At the end of last year, his team decided it was time to develop a more robust intranet to solve this issue. The first step was to christen the new system with a SoundCloud-worthy moniker. Here are the tactics they proved out: Give everyone enough time to adjust.
From 50, Listeners to Million: David Noël on Eight Years of Community at SoundCloud.
A lot of companies make the mistake of hustling employees to a new platform and then abandoning the solution when it appears to lack traction. The two founders both had backgrounds in music — Eric as an electronic musician and Alex as a sound designer. This might be valuable to you. Electronic musicians are special because they are a type of creator who understands technology.
At the time, electronic musicians had to constantly move files around to give each other feedback or send songs to clients but there was no tool to do that well. You had MySpace, which was not designed for musicians.
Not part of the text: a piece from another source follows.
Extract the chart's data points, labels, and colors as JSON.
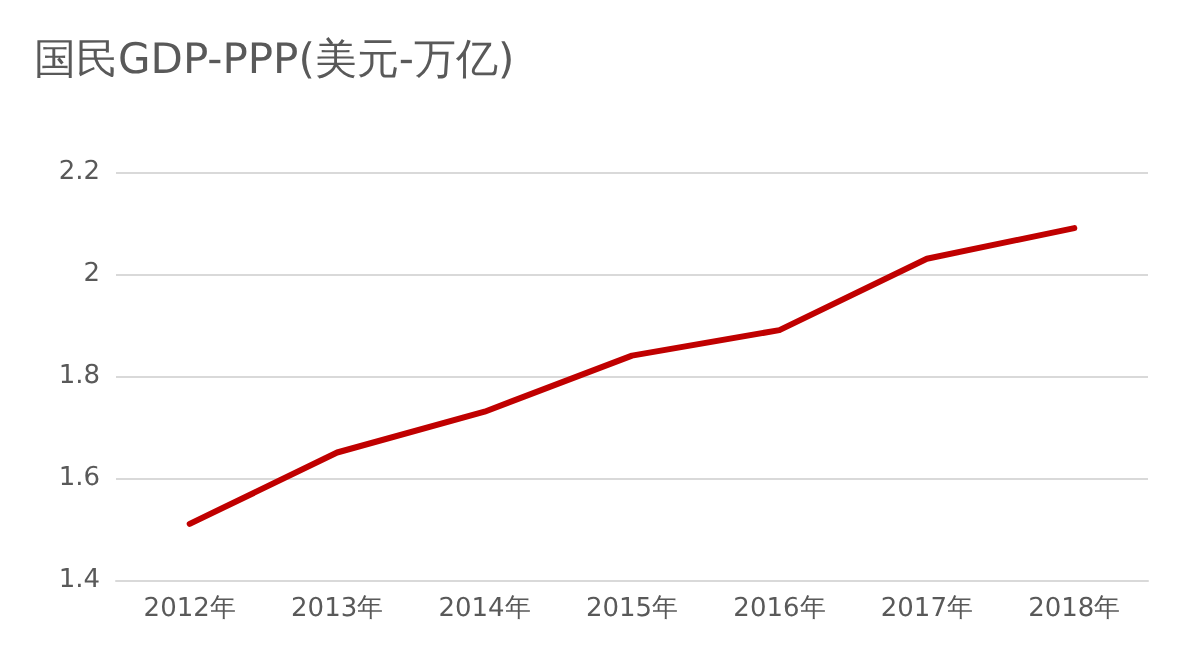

It was a social network first and then it accidentally became popular amongst musicians.
And you had file-sharing tools like YouSendIt which had poor user experiences. Eric and Alex wanted to find something in between those two worlds that made it easier for musicians to move music across the world. How did SoundCloud spread beyond that initial group of musicians?
A lot of that had to do with the way SoundCloud was designed. It turned music from something very passive on the Web to something interactive because of the waveform. The big breakthrough was making music visual? Making it visual and giving it a layer of interaction. Then they also made music portable. At that time every artist was trying to get you to go to their MySpace page.
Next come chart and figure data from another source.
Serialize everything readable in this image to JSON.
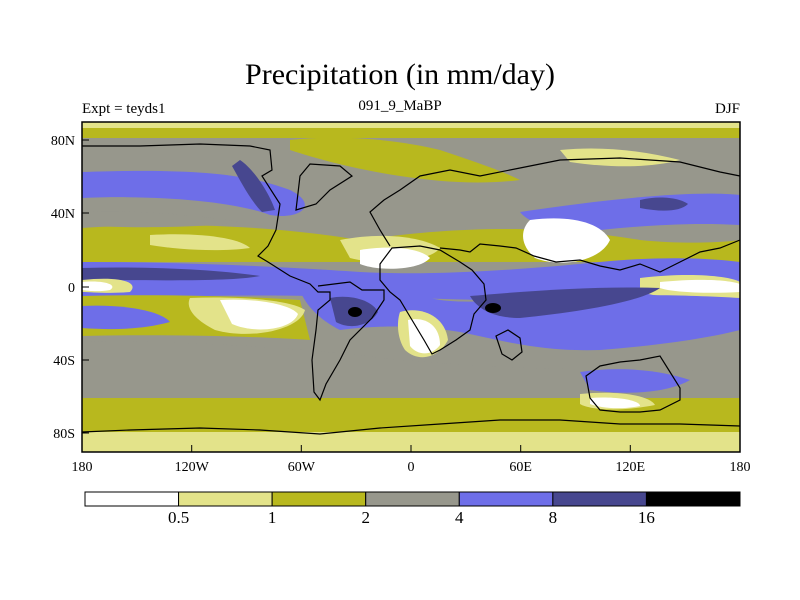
{
  "title": "Precipitation (in mm/day)",
  "subtitle_left": "Expt = teyds1",
  "subtitle_center": "091_9_MaBP",
  "subtitle_right": "DJF",
  "x_ticks": [
    "180",
    "120W",
    "60W",
    "0",
    "60E",
    "120E",
    "180"
  ],
  "y_ticks": [
    "80N",
    "40N",
    "0",
    "40S",
    "80S"
  ],
  "colorbar": {
    "labels": [
      "0.5",
      "1",
      "2",
      "4",
      "8",
      "16"
    ],
    "colors": [
      "#ffffff",
      "#e3e38a",
      "#b8b81e",
      "#97978c",
      "#6e6ee8",
      "#47478f",
      "#000000"
    ]
  }
}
Musicians could upload their track once, and bring it to where people already were — to WordPress, Facebook, Twitter, Myspace. So the virility was built into the product early on. And finally it was about music, which is an emotional connector. It was about music, which is an emotional connector. Right away, they had 50, users. What was your very first task at SoundCloud? That was where I started.
I went through thousands of emails, thousands of tweets from the most frustrated users, the most pissed off users… everything. All kinds of emotions from all across the world. It was my first immersion into understanding the people using SoundCloud. What type of users are there?
What do they care about? What are their hopes?
What are their desires? What are their pain points? Do you remember any of those early emails? People telling me the product was broken, sending in questions about how to use it, or sharing feature requests and feedback. I basically became the interface between the world and the company. I was the sponge who absorbed all the water from the world, then squeezed it into the company at the right points. I had insight into everything that our company was doing —the product roadmap, our resourcing — and I knew what the user issues were.
I would recognize patterns and communicate those to the product teams. How did you go about sharing insights from users with the SoundCloud product team? They want to solve problems. Is the SoundCloud community team still close to the product team?
Now we have community specialists who are extended members of product teams. They attend stand-ups and funnel key feedback issues. The primary goal of that community point person is not to come in and have a super well-defined idea, but to share the community perspective.
The loud minority will always be loudest. That synthesis is important. Eventually I realized those were an expression of emotion in the moment. How often are people prepared because of a burst of emotion to delete years of building up relationships on SoundCloud and enjoying the product? A lot of my work early was about listening, understanding, seeing what people care about.
Then another element of it was around creating some sort of engagement. Where do we put them? This seems like a simple question, but why did you write stories about SoundCloud users? At the end of the day, creativity comes from a person.